MONTREAL (Reuters) - The 2015 crash landing of Air Canada flight 624, which landed short of the runway at a Halifax airport in a snowstorm injuring 25, was caused by approach procedures, poor visibility and insufficient airfield lighting, the Transportation Safety Board of Canada said on Thursday.
No one was killed in the accident that took place just past midnight and sent the plane sliding along the runway at Halifax/Stanfield International Airport, in the Canadian province of Nova Scotia.

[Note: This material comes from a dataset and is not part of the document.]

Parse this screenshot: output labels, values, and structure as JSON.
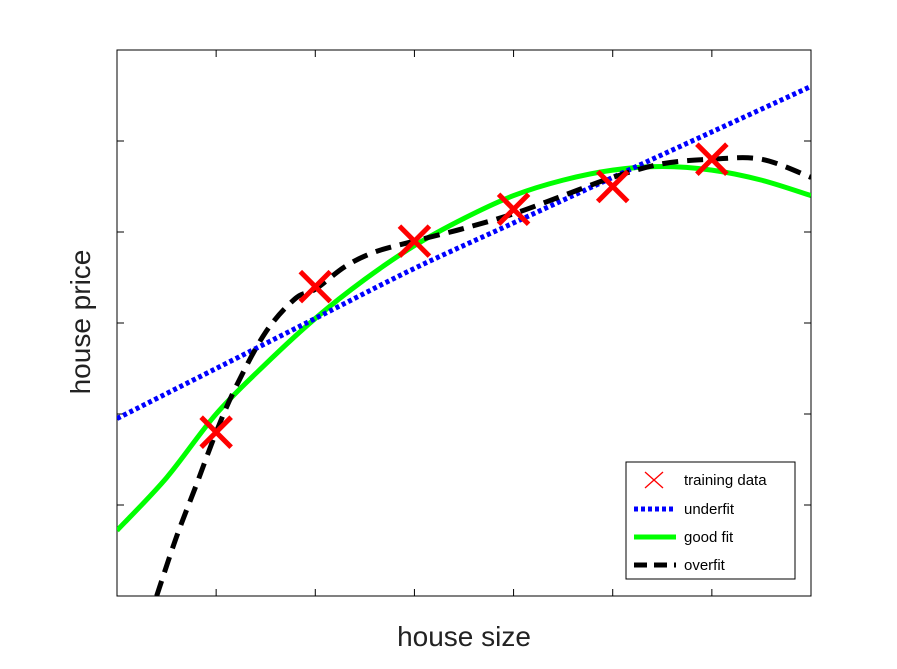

The Airbus A320 was flying from Toronto and was carrying 133 passengers and five crew members.
The plane’s crew had set the autopilot to the correct angle of descent, and left it on a little bit longer than required, TSB investigators said.
But because Air Canada’s procedures did not require the flight crew to monitor the plane’s altitude and distance to the runway, the pilots did not notice that the winds had shifted the aircraft from the correct flight path,
“The fact that the auto pilot was on a little bit longer didn’t necessarily - in and of itself play a role in this accident,” TSB Chair Kathy Fox told reporters in Halifax. “It was the fact that Air Canada procedures didn’t require the crews to crosscheck altitude versus distance.”
The runway lights at the airport were also not adjusted to their maximum setting, despite requests by the flight crew during the approach, the TSB accident report said.
Following the accident, both Air Canada and the airport’s authority took safety actions to address these deficiencies, the TSB said.
Air Canada said in a statement that it is working with “stakeholders and addressing various issues raised in the report.”
Airbus could not be immediately reached for comment.